🤖 AI Summary
To address challenges in tabular data—including missing values, noise, heterogeneous structures, variable column counts, and absence of metadata—this paper proposes Basis Transformers, a novel architecture for multi-task tabular regression. Methodologically, it introduces, for the first time, a basis decomposition mechanism into tabular Transformers, explicitly modeling column-name semantics and value-level scale invariance without requiring pretraining or metadata. The design integrates column-aware basis vector decomposition, a lightweight attention module, and task-shared parametric representations. Evaluated on 34 regression tasks from OpenML-CTR23, Basis Transformers achieves a median R² improvement of 0.338 over strong baselines, attains the lowest standard deviation across tasks, and uses only one-fifth the parameters of the best-performing baseline. Notably, with random initialization alone, it surpasses fine-tuned large language models—demonstrating superior parameter efficiency, robustness, and generalization without reliance on external knowledge or costly adaptation.
📝 Abstract
Dealing with tabular data is challenging due to partial information, noise, and heterogeneous structure.

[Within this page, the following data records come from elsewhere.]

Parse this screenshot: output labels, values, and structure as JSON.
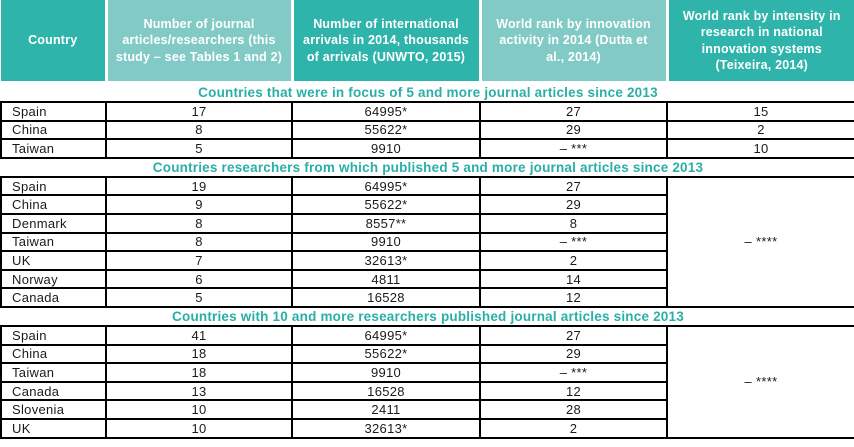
{
  "chart_data": {
    "type": "table",
    "columns": [
      "Country",
      "Number of journal articles/researchers (this study – see Tables 1 and 2)",
      "Number of international arrivals in 2014, thousands of arrivals (UNWTO, 2015)",
      "World rank by innovation activity in 2014 (Dutta et al., 2014)",
      "World rank by intensity in research in national innovation systems (Teixeira, 2014)"
    ],
    "sections": [
      {
        "title": "Countries that were in focus of 5 and more journal articles since 2013",
        "merged_last_col": false,
        "rows": [
          [
            "Spain",
            "17",
            "64995*",
            "27",
            "15"
          ],
          [
            "China",
            "8",
            "55622*",
            "29",
            "2"
          ],
          [
            "Taiwan",
            "5",
            "9910",
            "– ***",
            "10"
          ]
        ]
      },
      {
        "title": "Countries researchers from which published 5 and more journal articles since 2013",
        "merged_last_col": true,
        "merged_value": "– ****",
        "rows": [
          [
            "Spain",
            "19",
            "64995*",
            "27"
          ],
          [
            "China",
            "9",
            "55622*",
            "29"
          ],
          [
            "Denmark",
            "8",
            "8557**",
            "8"
          ],
          [
            "Taiwan",
            "8",
            "9910",
            "– ***"
          ],
          [
            "UK",
            "7",
            "32613*",
            "2"
          ],
          [
            "Norway",
            "6",
            "4811",
            "14"
          ],
          [
            "Canada",
            "5",
            "16528",
            "12"
          ]
        ]
      },
      {
        "title": "Countries with 10 and more researchers published journal articles since 2013",
        "merged_last_col": true,
        "merged_value": "– ****",
        "rows": [
          [
            "Spain",
            "41",
            "64995*",
            "27"
          ],
          [
            "China",
            "18",
            "55622*",
            "29"
          ],
          [
            "Taiwan",
            "18",
            "9910",
            "– ***"
          ],
          [
            "Canada",
            "13",
            "16528",
            "12"
          ],
          [
            "Slovenia",
            "10",
            "2411",
            "28"
          ],
          [
            "UK",
            "10",
            "32613*",
            "2"
          ]
        ]
      }
    ],
    "colors": {
      "header_dark": "#2fb4ab",
      "header_light": "#82cac5",
      "section_title_text": "#29afa8",
      "border": "#000000",
      "body_text": "#1a1a1a"
    }
  }
}
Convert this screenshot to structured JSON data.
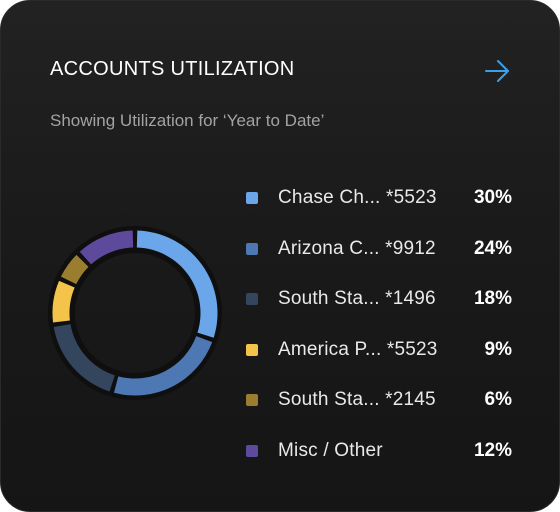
{
  "card": {
    "title": "ACCOUNTS UTILIZATION",
    "subtitle": "Showing Utilization for ‘Year to Date’",
    "arrow_icon": "arrow-right-icon",
    "accent_color": "#3aa0ea"
  },
  "chart_data": {
    "type": "pie",
    "variant": "donut",
    "legend_position": "right",
    "categories": [
      "Chase Ch... *5523",
      "Arizona C... *9912",
      "South Sta... *1496",
      "America P... *5523",
      "South Sta... *2145",
      "Misc / Other"
    ],
    "values": [
      30,
      24,
      18,
      9,
      6,
      12
    ],
    "labels": [
      "30%",
      "24%",
      "18%",
      "9%",
      "6%",
      "12%"
    ],
    "colors": [
      "#6aa6e9",
      "#4e78b4",
      "#34455e",
      "#f4c34a",
      "#9a7d2e",
      "#5d4a9c"
    ]
  }
}
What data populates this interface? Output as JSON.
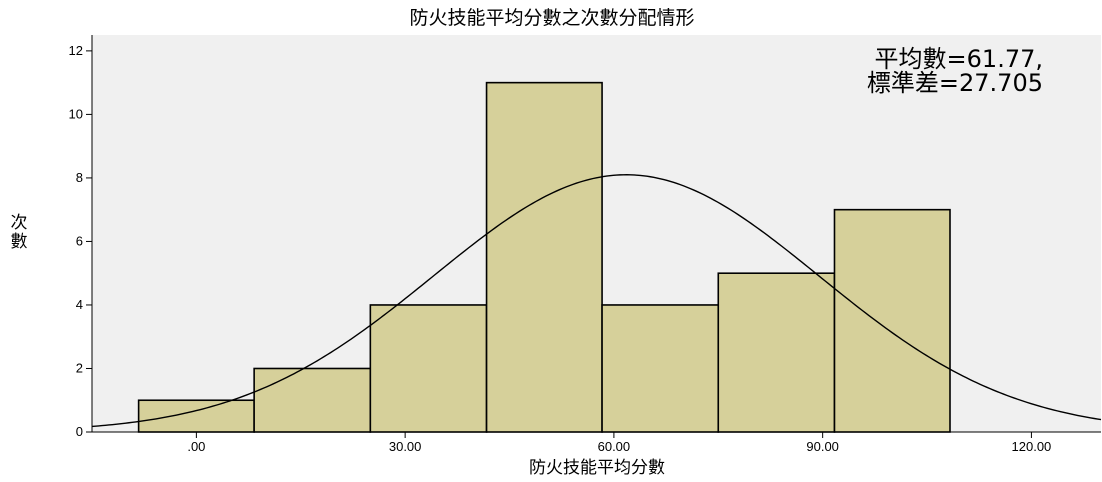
{
  "chart_data": {
    "type": "bar",
    "title": "防火技能平均分數之次數分配情形",
    "xlabel": "防火技能平均分數",
    "ylabel": "次數",
    "xlim": [
      -15,
      130
    ],
    "ylim": [
      0,
      12.5
    ],
    "x_ticks": [
      0,
      30,
      60,
      90,
      120
    ],
    "x_tick_labels": [
      ".00",
      "30.00",
      "60.00",
      "90.00",
      "120.00"
    ],
    "y_ticks": [
      0,
      2,
      4,
      6,
      8,
      10,
      12
    ],
    "y_tick_labels": [
      "0",
      "2",
      "4",
      "6",
      "8",
      "10",
      "12"
    ],
    "bins": [
      {
        "start": -8.3,
        "end": 8.3,
        "count": 1
      },
      {
        "start": 8.3,
        "end": 25.0,
        "count": 2
      },
      {
        "start": 25.0,
        "end": 41.7,
        "count": 4
      },
      {
        "start": 41.7,
        "end": 58.3,
        "count": 11
      },
      {
        "start": 58.3,
        "end": 75.0,
        "count": 4
      },
      {
        "start": 75.0,
        "end": 91.7,
        "count": 5
      },
      {
        "start": 91.7,
        "end": 108.3,
        "count": 7
      }
    ],
    "normal_curve": {
      "mean": 61.77,
      "sd": 27.705,
      "peak": 8.1
    },
    "annotation": {
      "mean_text": "平均數=61.77,",
      "sd_text": "標準差=27.705"
    },
    "colors": {
      "bar_fill": "#d6d09a",
      "bar_stroke": "#000000",
      "plot_bg": "#f0f0f0",
      "curve": "#000000"
    },
    "grid": false
  }
}
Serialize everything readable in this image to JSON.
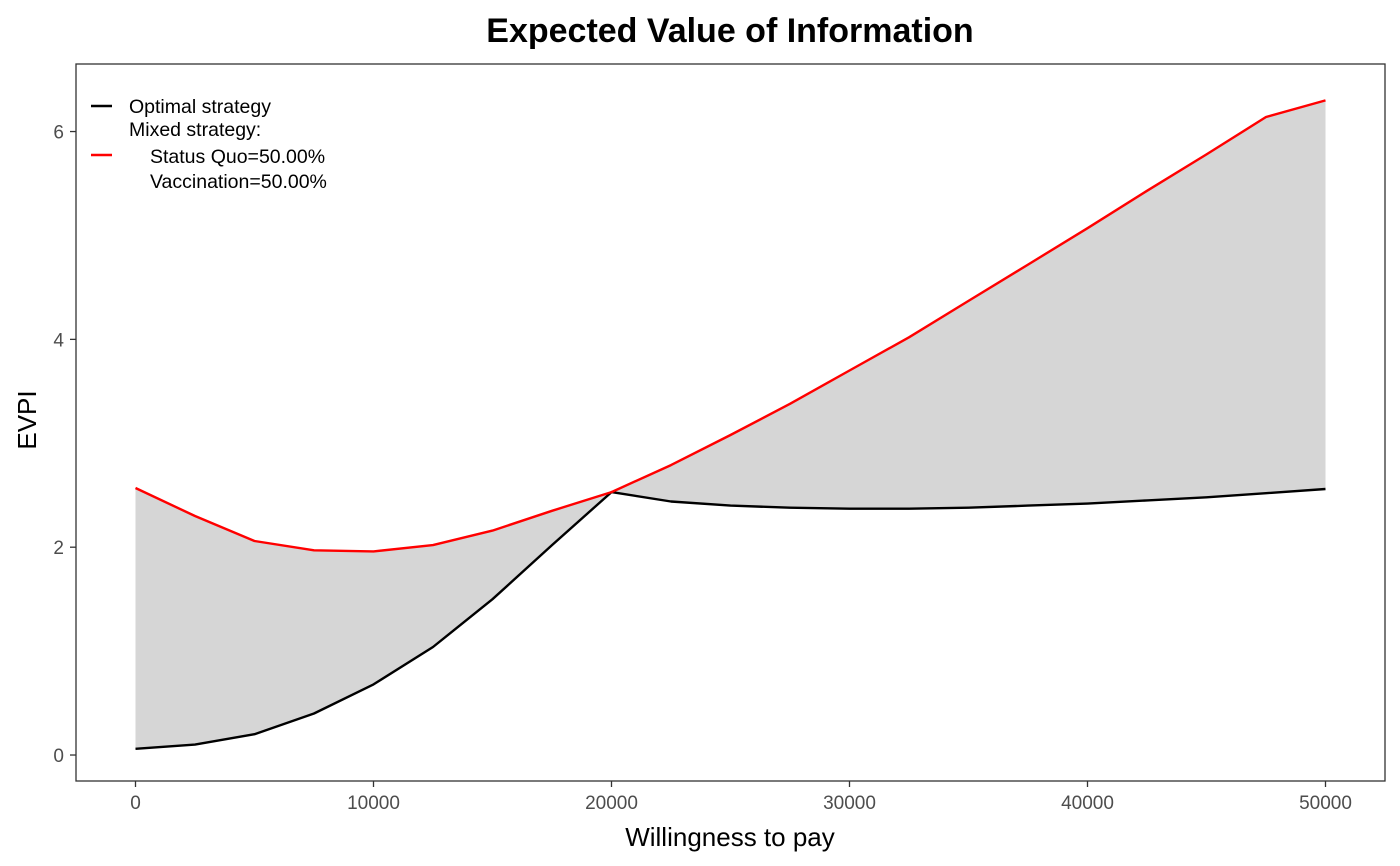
{
  "chart_data": {
    "type": "line",
    "title": "Expected Value of Information",
    "xlabel": "Willingness to pay",
    "ylabel": "EVPI",
    "xlim": [
      -2500,
      52500
    ],
    "ylim": [
      -0.25,
      6.65
    ],
    "x_ticks": [
      0,
      10000,
      20000,
      30000,
      40000,
      50000
    ],
    "x_tick_labels": [
      "0",
      "10000",
      "20000",
      "30000",
      "40000",
      "50000"
    ],
    "y_ticks": [
      0,
      2,
      4,
      6
    ],
    "y_tick_labels": [
      "0",
      "2",
      "4",
      "6"
    ],
    "grid": false,
    "legend_position": "top-left",
    "fill_between_series": true,
    "fill_color": "#d6d6d6",
    "x": [
      0,
      2500,
      5000,
      7500,
      10000,
      12500,
      15000,
      17500,
      20000,
      22500,
      25000,
      27500,
      30000,
      32500,
      35000,
      37500,
      40000,
      42500,
      45000,
      47500,
      50000
    ],
    "series": [
      {
        "name": "Optimal strategy",
        "color": "#000000",
        "values": [
          0.06,
          0.1,
          0.2,
          0.4,
          0.68,
          1.04,
          1.5,
          2.02,
          2.53,
          2.44,
          2.4,
          2.38,
          2.37,
          2.37,
          2.38,
          2.4,
          2.42,
          2.45,
          2.48,
          2.52,
          2.56
        ]
      },
      {
        "name": "Mixed strategy:",
        "color": "#ff0000",
        "values": [
          2.57,
          2.3,
          2.06,
          1.97,
          1.96,
          2.02,
          2.16,
          2.35,
          2.53,
          2.79,
          3.08,
          3.38,
          3.7,
          4.02,
          4.37,
          4.72,
          5.07,
          5.43,
          5.78,
          6.14,
          6.3
        ]
      }
    ],
    "legend": {
      "optimal_label": "Optimal strategy",
      "mixed_label": "Mixed strategy:",
      "mixed_detail_1": "Status Quo=50.00%",
      "mixed_detail_2": "Vaccination=50.00%"
    }
  }
}
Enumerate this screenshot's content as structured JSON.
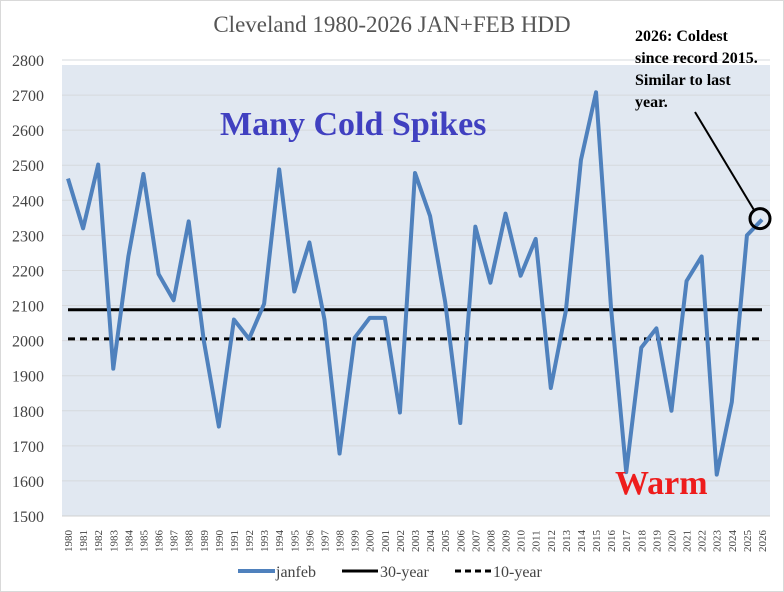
{
  "chart_data": {
    "type": "line",
    "title": "Cleveland 1980-2026 JAN+FEB HDD",
    "xlabel": "",
    "ylabel": "",
    "ylim": [
      1500,
      2800
    ],
    "yticks": [
      1500,
      1600,
      1700,
      1800,
      1900,
      2000,
      2100,
      2200,
      2300,
      2400,
      2500,
      2600,
      2700,
      2800
    ],
    "grid": true,
    "legend_position": "bottom",
    "x": [
      "1980",
      "1981",
      "1982",
      "1983",
      "1984",
      "1985",
      "1986",
      "1987",
      "1988",
      "1989",
      "1990",
      "1991",
      "1992",
      "1993",
      "1994",
      "1995",
      "1996",
      "1997",
      "1998",
      "1999",
      "2000",
      "2001",
      "2002",
      "2003",
      "2004",
      "2005",
      "2006",
      "2007",
      "2008",
      "2009",
      "2010",
      "2011",
      "2012",
      "2013",
      "2014",
      "2015",
      "2016",
      "2017",
      "2018",
      "2019",
      "2020",
      "2021",
      "2022",
      "2023",
      "2024",
      "2025",
      "2026"
    ],
    "series": [
      {
        "name": "janfeb",
        "color": "#4f81bd",
        "style": "solid",
        "values": [
          2462,
          2320,
          2502,
          1920,
          2240,
          2475,
          2190,
          2115,
          2340,
          2000,
          1755,
          2060,
          2005,
          2105,
          2488,
          2140,
          2280,
          2060,
          1678,
          2008,
          2065,
          2065,
          1795,
          2478,
          2355,
          2110,
          1765,
          2325,
          2165,
          2362,
          2185,
          2290,
          1865,
          2085,
          2515,
          2708,
          2090,
          1625,
          1980,
          2035,
          1800,
          2170,
          2240,
          1618,
          1825,
          2300,
          2345
        ]
      },
      {
        "name": "30-year",
        "color": "#000000",
        "style": "solid",
        "value": 2088
      },
      {
        "name": "10-year",
        "color": "#000000",
        "style": "dashed",
        "value": 2005
      }
    ],
    "annotations": [
      {
        "text": "Many Cold Spikes",
        "color": "#4040c0"
      },
      {
        "text": "Warm",
        "color": "#ee1c1c"
      },
      {
        "lines": [
          "2026: Coldest",
          "since record 2015.",
          "Similar to last",
          "year."
        ],
        "color": "#000000",
        "points_to": "2026"
      }
    ]
  }
}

Existing techniques often struggle to simultaneously address key aspects of tabular data such as textual information, a variable number of columns, and unseen data without metadata besides column names. We propose a novel architecture, extit{basis transformers}, specifically designed to tackle these challenges while respecting inherent invariances in tabular data, including hierarchical structure and the representation of numeric values. We evaluate our design on a multi-task tabular regression benchmark, achieving an improvement of 0.338 in the median $R^2$ score and the lowest standard deviation across 34 tasks from the OpenML-CTR23 benchmark. Furthermore, our model has five times fewer parameters than the best-performing baseline and surpasses pretrained large language model baselines -- even when initialized from randomized weights.